A Capital Idea: Company Dissolutions

Tax treatment of the final distribution of assets

For contractors contemplating winding up their company, the tax treatment of the final distribution of assets will either be income, ie a dividend or capital, subject to capital gains tax (CGT). The decision on how to treat the final distribution will depend on the contractors’ level of income and the value of the assets to be distributed, normally cash in the case of PSCs.

Where there are substantial assets to be distributed that, which if taken as a dividend, would plunge the contractor’s income into the higher rates, then capital treatment will be a preferred option where the gain qualifies for Entrepreneurs’ Relief. In this case the gain, after deducting the annual exemption (tax free allowance) of £11,100, will only be subject to 10% rather than the higher rate on dividends of 32.5%.

Where a company’s assets exceed £25,000, then a formal liquidation has to take place which will involve engaging the services of an insolvency practitioner and come at a cost.

Entrepreneurs Relief (ER)

To qualify for ER a number of conditions must be satisfied, namely that throughout the year ending with the disposal:

  • the company is the individual’s PSC;
  • the company is a trading company; and
  • the individual is an officer or employee of the company.

Company distributions legislation

Budget 2016 announced measures to introduce a set of income tax avoidance rules aimed to stop shareholders of close companies turning income into capital so as to pay CGT rather than income tax and thereby make a substantial saving of tax.

Finance Act 2016 introduced sections 396B and 404A ITTOIA (Income Tax (Trading and Other Income) Act) 2005 which imposes a Targeted Anti-Avoidance Rule (TAAR). The TAAR will treat a distribution from a winding up as if were an income distribution, ie a dividend, where four conditions are met:

Condition A

  • Immediately before the start of the winding up, the individual has at least a 5% interest in the company, ie they must hold at least 5% of the ordinary share capital and 5% of the voting power by virtue of the shareholding.

Condition B

  • The company is a close company or was close at any time within 2 years before the start of the winding up. For small companies ‘close’ is likely to mean 5 or fewer shareholders.

Condition D

  • It is reasonable to assume, having regard to all the circumstances, that the main purpose or one of the main purposes of the winding up is the avoidance or reduction of a charge to income tax’ or
  • It is reasonable to assume, having regard to all the circumstances, that the winding up forms part of the arrangements the main purpose or one of the main purposes of which is the avoidance or reduction of a charge to income tax.
  • The circumstances include the fact that Condition C is satisfied.

Condition C

Within 2 years after the distribution:
  • the individual carries on a trade or activity which is the same as, or similar to, that carried on by the company;
  • the individual is a partner in a partnership which carries on such a trade or activity.;
  • the individual, or a person connected with him or her, is at least a 5% participator in a company which at that time carries on such a trade or activity, or is connected with a company which carries on such a trade or activity; or
  • the individual is involved with the carrying on of such a trade or activity by a person connected with the individual

Condition D has been deliberately placed between ‘B’ and ‘C’ to emphasise the point that if there is a genuine non-tax motive for winding up the company then we do not have to consider condition C as it becomes irrelevant. For instance, retirement would be a perfect example of an initial motive that is not inspired by avoiding tax. The fact that the person gains a tax advantage from the closing down of the company is secondary to the main driver of retirement.

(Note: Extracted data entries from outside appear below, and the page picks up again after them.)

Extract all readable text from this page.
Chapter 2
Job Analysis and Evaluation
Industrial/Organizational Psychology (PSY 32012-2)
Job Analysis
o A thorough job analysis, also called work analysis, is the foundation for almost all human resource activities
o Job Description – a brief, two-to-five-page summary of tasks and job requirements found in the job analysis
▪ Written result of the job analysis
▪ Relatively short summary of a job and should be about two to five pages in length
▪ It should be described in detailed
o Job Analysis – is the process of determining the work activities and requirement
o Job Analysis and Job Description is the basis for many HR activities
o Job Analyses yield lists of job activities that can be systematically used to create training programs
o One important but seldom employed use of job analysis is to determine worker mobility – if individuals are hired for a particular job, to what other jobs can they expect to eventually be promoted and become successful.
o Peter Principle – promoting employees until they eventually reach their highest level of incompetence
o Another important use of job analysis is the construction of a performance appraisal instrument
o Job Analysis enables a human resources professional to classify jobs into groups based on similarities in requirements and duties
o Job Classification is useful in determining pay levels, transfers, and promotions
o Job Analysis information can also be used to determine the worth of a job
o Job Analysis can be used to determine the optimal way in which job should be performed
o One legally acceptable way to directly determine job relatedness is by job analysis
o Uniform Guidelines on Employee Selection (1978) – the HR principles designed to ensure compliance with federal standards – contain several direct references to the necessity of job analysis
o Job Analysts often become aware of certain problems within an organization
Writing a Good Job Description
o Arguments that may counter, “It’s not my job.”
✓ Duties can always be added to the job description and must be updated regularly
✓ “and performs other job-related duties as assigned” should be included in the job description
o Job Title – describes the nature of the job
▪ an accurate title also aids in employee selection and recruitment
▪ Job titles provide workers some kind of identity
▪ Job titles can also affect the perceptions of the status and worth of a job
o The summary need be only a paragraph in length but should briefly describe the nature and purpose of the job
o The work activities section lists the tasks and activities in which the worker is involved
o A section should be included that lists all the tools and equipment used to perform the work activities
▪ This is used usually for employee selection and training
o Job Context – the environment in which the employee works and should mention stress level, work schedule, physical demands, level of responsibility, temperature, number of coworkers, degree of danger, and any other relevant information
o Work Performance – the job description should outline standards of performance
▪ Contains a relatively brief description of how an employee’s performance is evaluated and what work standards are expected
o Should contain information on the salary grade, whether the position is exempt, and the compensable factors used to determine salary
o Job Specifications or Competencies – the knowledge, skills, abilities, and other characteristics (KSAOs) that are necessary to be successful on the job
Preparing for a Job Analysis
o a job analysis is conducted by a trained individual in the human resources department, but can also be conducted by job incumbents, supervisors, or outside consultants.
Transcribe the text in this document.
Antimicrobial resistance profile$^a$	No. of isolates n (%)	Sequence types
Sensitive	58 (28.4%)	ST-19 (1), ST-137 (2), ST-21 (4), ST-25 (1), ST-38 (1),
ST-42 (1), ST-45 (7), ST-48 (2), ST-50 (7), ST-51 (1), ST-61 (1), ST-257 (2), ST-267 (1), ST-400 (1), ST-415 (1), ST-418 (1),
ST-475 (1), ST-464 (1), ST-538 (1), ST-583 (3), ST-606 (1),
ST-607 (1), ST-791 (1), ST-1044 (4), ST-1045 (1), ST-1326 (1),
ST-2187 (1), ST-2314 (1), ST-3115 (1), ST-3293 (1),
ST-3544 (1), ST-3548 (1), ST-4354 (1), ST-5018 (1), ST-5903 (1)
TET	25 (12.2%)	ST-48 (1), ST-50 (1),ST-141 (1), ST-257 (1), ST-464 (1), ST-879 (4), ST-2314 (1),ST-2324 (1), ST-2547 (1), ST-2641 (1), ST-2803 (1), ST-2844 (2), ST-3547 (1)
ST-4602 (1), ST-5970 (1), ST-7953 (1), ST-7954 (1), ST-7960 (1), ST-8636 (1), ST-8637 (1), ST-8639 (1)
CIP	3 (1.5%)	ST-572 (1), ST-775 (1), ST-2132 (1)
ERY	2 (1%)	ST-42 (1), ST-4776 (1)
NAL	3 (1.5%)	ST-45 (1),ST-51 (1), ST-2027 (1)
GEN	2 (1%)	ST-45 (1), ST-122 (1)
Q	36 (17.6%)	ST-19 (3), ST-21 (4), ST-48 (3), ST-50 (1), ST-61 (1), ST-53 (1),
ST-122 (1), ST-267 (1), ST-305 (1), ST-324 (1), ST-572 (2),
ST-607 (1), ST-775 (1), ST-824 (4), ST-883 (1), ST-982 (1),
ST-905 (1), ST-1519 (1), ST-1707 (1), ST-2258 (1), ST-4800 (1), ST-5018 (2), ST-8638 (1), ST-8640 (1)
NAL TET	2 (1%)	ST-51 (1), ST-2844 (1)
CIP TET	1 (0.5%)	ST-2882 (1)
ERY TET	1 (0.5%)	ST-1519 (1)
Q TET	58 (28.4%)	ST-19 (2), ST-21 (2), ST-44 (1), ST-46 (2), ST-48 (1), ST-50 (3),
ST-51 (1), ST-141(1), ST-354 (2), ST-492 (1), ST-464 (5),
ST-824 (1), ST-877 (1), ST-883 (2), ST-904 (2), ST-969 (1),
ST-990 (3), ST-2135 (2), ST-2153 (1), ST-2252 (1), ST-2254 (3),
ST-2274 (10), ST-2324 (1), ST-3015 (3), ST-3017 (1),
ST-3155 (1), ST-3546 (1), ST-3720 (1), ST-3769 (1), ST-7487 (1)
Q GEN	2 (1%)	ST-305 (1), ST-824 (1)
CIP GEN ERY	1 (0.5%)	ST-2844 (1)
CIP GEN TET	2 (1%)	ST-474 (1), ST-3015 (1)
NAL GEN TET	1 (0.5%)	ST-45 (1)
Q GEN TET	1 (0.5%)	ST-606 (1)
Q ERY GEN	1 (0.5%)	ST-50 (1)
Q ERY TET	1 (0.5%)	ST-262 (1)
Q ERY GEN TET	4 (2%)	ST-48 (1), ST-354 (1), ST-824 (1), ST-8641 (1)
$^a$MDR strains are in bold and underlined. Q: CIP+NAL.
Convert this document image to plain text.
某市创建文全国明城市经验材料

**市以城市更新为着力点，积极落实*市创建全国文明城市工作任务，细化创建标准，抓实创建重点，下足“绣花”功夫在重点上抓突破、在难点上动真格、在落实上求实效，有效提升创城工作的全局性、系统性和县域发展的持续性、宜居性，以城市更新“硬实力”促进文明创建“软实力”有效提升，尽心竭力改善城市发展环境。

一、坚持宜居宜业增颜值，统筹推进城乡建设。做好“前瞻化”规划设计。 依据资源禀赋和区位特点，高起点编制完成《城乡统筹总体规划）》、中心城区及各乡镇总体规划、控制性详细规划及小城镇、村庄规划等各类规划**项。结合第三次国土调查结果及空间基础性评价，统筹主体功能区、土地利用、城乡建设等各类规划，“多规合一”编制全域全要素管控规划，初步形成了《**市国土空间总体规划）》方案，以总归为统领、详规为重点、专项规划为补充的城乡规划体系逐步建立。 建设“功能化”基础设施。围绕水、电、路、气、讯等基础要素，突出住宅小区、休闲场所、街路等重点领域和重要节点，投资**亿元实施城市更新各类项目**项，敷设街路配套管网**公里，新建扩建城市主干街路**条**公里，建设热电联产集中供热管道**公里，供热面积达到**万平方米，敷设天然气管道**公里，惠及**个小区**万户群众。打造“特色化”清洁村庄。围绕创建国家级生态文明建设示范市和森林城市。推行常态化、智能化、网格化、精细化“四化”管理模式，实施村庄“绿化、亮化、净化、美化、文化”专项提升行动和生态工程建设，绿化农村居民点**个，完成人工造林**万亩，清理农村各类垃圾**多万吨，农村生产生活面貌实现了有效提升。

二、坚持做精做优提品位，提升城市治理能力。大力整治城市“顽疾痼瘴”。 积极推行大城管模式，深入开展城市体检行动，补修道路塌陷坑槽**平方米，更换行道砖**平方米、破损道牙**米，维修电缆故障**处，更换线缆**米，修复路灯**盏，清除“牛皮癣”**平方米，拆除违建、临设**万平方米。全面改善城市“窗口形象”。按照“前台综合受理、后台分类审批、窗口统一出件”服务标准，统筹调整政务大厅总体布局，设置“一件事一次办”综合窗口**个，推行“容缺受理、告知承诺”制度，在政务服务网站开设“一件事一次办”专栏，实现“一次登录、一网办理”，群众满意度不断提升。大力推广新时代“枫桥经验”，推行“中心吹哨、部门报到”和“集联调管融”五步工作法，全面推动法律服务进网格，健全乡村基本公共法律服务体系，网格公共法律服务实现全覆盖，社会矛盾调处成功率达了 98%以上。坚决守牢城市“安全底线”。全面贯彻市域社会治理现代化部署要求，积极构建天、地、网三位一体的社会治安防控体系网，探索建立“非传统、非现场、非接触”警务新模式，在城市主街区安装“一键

Martin is an IT contractor. Whenever he receives a new contract, he sets up a limited company to carry out that contract, as part of his strategy to escape IR35. When the work is completed and the client has paid, Martin winds up the company and receive the profits as capital.

Conditions A – C are met because Martin has a new company which carries on the same or a similar trade to the previously wound up company. It appears that there is a main purpose of obtaining a tax advantage. All of the contracts could have been operated through the same company, and apart from the tax savings it would seem that would have been the most practical option. Where the distribution from the winding up is made on or after 6th April 2016 it will be treated as a dividend and subject to income tax.

Evidence should be retained of the reason(s) for winding up the company, in the event that the individual unwittingly becomes involved in a similar trade or activity within the 2 year period following the final distribution and is challenged by HMRC.

It is important to note that it is not the date that the company is put into liquidation but rather the date the distribution is made that will determine whether the TAAR is relevant. Proceedings to wind up a company could therefore begin before 5th April 2016 but if the final distribution is not made until after that date, then the legislation has to be considered.

Whilst HMRC will not provide clearance for the TAARs they have added distributions on the winding up of a close company to the list of transactions in securities in section 684 Income Tax Act (ITA) 2007 for which clearance is available. Every time a distribution is imminent therefore, it would be prudent to seek advance clearance under section 701 ITA 2007 for peace of mind.

We are still awaiting HMRC guidance which is much needed as there are still many unanswered questions.